According to the worrying results of a recent study, around five per cent of patients who suffer with rheumatoid arthritis and who received outpatient therapy had cervical arthritis, and about half of those did not receive adequate treatment at diagnosis.
A team of researchers from Germany conducted a cervical screening chart review of 395 patients who have rheumatoid arthritis (RA) at an outpatient clinic over a period of three months. The results admitted that these patients partially overlapped with eight patients who underwent C1–C2 fusion for RA cervical involvement from an orthopaedic surgery department.
The charts for 67 patients (or 17 per cent) did not include reports on cervical spine X-ray films; these included 21 (eight percent) of 257 with disease duration of five years or more. 17 of the 347 RA patients (or five per cent of all outpatient patients with X-rays), however, had an atlantodental distance of more than 3 mm. Four other RA patients from the orthopaedic surgery department fusion cohort were added for a total of 21 patients with cervical arthritis. 12 of them did not have symptoms.
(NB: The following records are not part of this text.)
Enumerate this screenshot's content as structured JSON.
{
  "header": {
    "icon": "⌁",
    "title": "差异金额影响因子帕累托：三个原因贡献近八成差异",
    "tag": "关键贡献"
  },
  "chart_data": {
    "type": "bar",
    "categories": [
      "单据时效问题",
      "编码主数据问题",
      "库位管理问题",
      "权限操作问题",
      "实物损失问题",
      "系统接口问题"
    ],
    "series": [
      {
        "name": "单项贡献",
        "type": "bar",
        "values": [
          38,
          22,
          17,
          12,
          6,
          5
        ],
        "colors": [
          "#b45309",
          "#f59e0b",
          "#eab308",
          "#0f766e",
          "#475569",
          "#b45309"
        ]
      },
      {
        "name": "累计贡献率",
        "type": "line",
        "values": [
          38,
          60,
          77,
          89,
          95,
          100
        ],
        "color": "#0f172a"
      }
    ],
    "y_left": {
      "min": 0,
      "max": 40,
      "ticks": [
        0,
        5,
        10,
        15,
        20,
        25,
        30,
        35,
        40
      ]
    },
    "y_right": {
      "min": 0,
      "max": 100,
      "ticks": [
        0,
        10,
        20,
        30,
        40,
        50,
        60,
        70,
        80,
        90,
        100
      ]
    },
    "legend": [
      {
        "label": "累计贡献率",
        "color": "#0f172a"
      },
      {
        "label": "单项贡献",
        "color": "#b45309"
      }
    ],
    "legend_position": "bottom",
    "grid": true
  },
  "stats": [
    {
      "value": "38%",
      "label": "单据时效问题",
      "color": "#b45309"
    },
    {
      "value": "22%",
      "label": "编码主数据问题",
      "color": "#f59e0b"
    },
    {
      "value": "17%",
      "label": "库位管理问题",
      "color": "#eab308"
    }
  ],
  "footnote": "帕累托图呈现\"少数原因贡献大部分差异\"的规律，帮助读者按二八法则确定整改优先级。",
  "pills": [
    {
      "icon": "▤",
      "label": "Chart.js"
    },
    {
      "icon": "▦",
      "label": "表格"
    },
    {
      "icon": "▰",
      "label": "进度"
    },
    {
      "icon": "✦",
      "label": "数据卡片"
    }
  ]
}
Erosive peripheral arthritis with at least 10 years of disease duration was indicated in all 21 patients who had cervical arthritis and all of them were found to be rheumatoid factor-positive. Around half of these patients were not under adequate therapy when cervical problem was diagnosed, and none were on biological response modifiers.
Despite some unusual therapeutic approaches, we have found cervical arthritis in approximately five per cent of patients with rheumatoid arthritis seen at the division’s outpatient clinic. More than two-thirds of those patients were free form symptoms and erosive seropositive rheumatoid factor with longer disease duration and inadequately controlled disease activity predicted increased risk.